3) Most compellingly, what could possibly be inside the cauliflower ear of Mr. Slice’s opponent, a tomato can named James Thompson? As all of us found out by the end of the fight, some really yucky stuff.
In CBS’s Saturday night pantheon, the girl who could turn the world on with her smile has been replaced by a man whose missing teeth may be his most compelling feature.
Confronted by an audience that is either on the Web or a milk carton, and a writers’ strike that left the scripted cupboard a little bare, networks are opting in on all manner of contests and challenges, including human cockfighting.
Randomly flip on a network broadcast and people are dancing, fighting, singing and conniving their way to the top. The sitcom laugh track is petering out, as are the kinds of tent-pole dramas and news coverage that gave networks their brand identity.
However, for anybody with cable — and that includes most of us — television is in something of a golden age. Cable networks other than the fancy subscription services like HBO and Showtime used to be the realm of stupid human tricks and commercials for six-minute abs, but networks have shot by them in the race to the bottom.
Channels like TNT, AMC, FX and others came up with their own versions of “Trading Places” and carved out niches, sometimes huge ones, by letting viewers know that narrative, quality and drama have not gone off the grid. Those characteristics have just switched coordinates. Sure, “House” and “Grey’s Anatomy” still rule the water cooler, but shows like “Mad Men,” “The Closer” and “Saving Grace” are bubbling up as well.
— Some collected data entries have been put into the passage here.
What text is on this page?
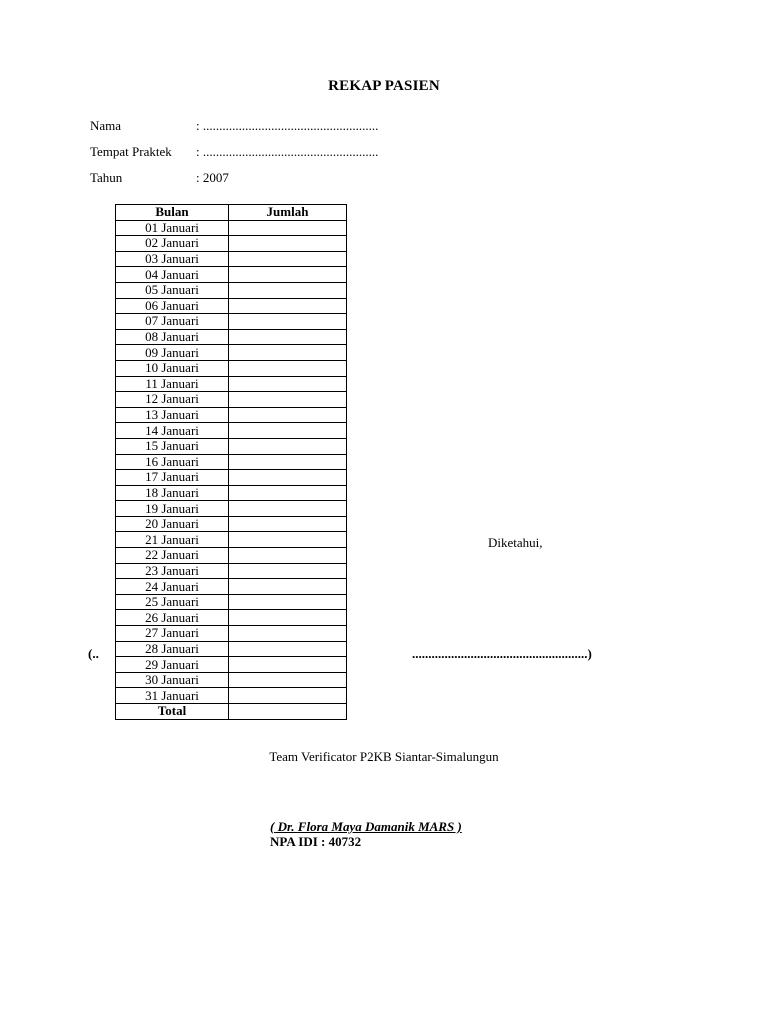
REKAP PASIEN
Nama	: ......................................................
Tempat Praktek : ......................................................
Tahun	: 2007
Bulan	Jumlah
01 Januari	
02 Januari	
03 Januari	
04 Januari	
05 Januari	
06 Januari	
07 Januari	
08 Januari	
09 Januari	
10 Januari	
11 Januari	
12 Januari	
13 Januari	
14 Januari	
15 Januari	
16 Januari	
17 Januari	
18 Januari	
19 Januari	
20 Januari	
21 Januari	
22 Januari	
23 Januari	
24 Januari	
25 Januari	
26 Januari	
27 Januari	
28 Januari	
29 Januari	
30 Januari	
31 Januari	
Total	
Diketahui,
(..	......................................................)
Team Verificator P2KB Siantar-Simalungun
( Dr. Flora Maya Damanik MARS )
NPA IDI : 40732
Need more evidence of cable’s sneaky plan to produce quality programming to get quality audiences? NBC’s big push for next season is expanding “The Biggest Loser” to two full hours. Those of us who are looking forward to the third season of “Friday Night Lights,” a riveting drama about the American family through a pigskin prism, will have to wait because the network decided to share the property with DirectTV by splitting production costs and letting satellite viewers get first dibs.
If networks are no longer in the business of coming up with must-see serials that mature over time — we all know that “M*A*S*H,” “Cheers,” “Seinfeld,” you-name-it took a long time to turn into hits — what business are they in?
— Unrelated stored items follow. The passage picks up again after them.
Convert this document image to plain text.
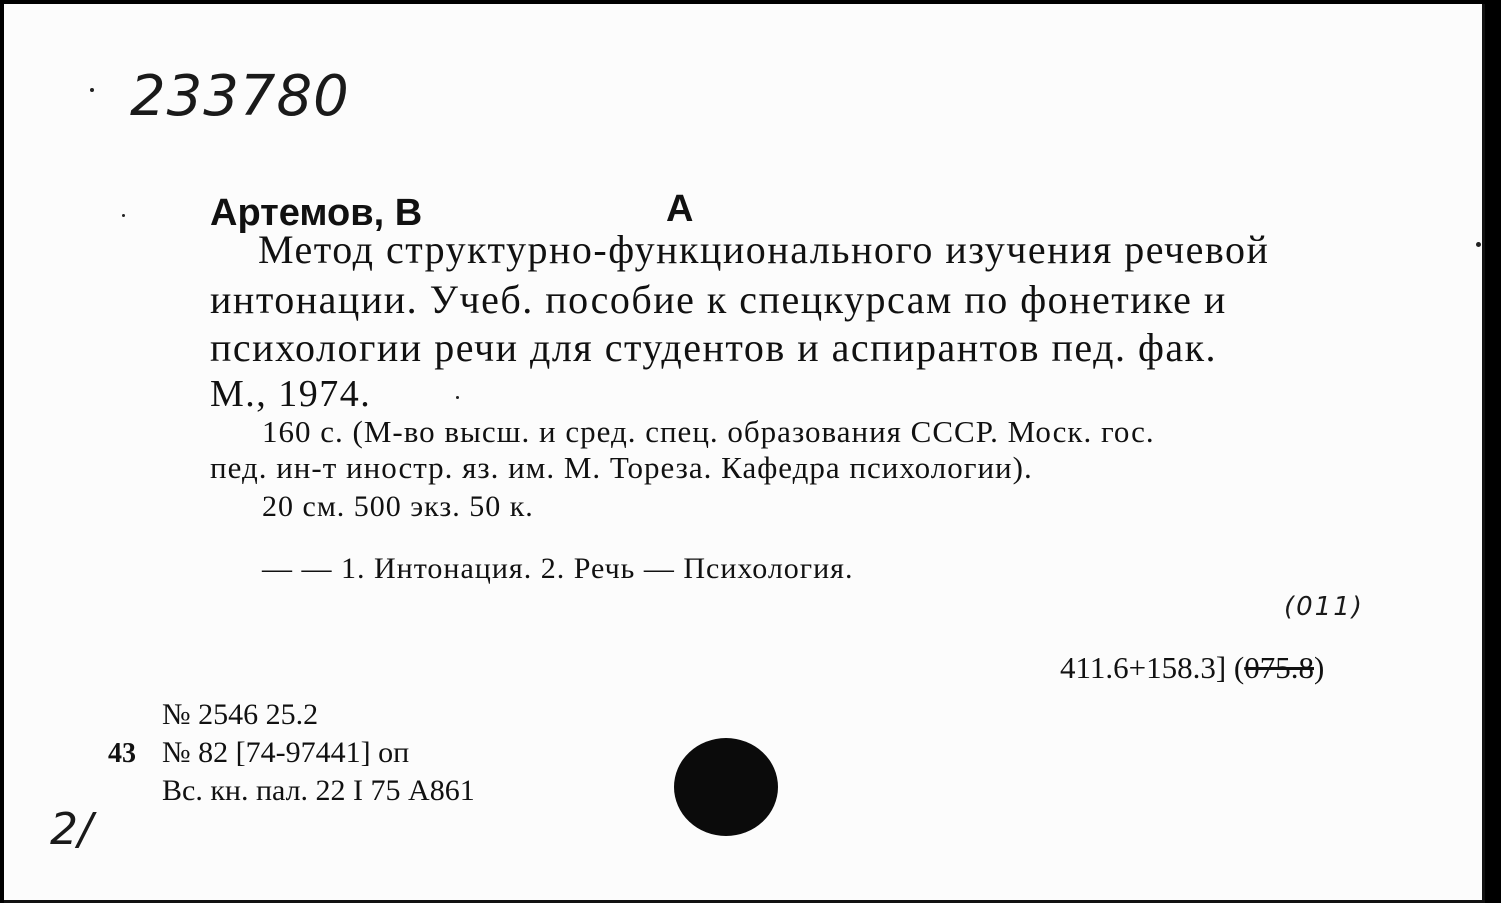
233780
Артемов, В	А
Метод структурно-функционального изучения речевой
интонации. Учеб. пособие к спецкурсам по фонетике и
психологии речи для студентов и аспирантов пед. фак.
М., 1974.
160 с. (М-во высш. и сред. спец. образования СССР. Моск. гос.
пед. ин-т иностр. яз. им. М. Тореза. Кафедра психологии).
20 см. 500 экз. 50 к.
— — 1. Интонация. 2. Речь — Психология.
(011)
411.6+158.3] (075.8)
43
№ 2546 25.2
№ 82 [74-97441] оп
Вс. кн. пал. 22 I 75 А861
2/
“They are on an endless search for the next big thing,” said Steve Koonin, president of Turner Entertainment Networks, which includes TNT and TBS. “There is very little consistency in what they are doing, and people don’t know what to expect when they turn on the broadcast networks. They are still in the business of appointment television, but there are fewer and fewer appointments. There’s a great big opportunity for cable networks.”
The writers’ strike may have done some damage to the network mode, as well. Not only did viewers tune out in droves — all three networks were down double digits — but competitors also grabbed a tasty share of that pie, with ad-supported cable audiences up 9 percent. Over the course of the strike, cable grew to a 48 percent share, up four points, all of it coming from the hide of the networks.
And it’s not just broadcast entertainment that is hurting. Part of the reason that networks seem to be losing their exalted status is that news programming, typically great for the image and not so much for the ratings, has been given over to the cable news stations. When issues of civic moment are nigh, consumers have been trained to tune in to Wolf or Chris, not Brian or Katie.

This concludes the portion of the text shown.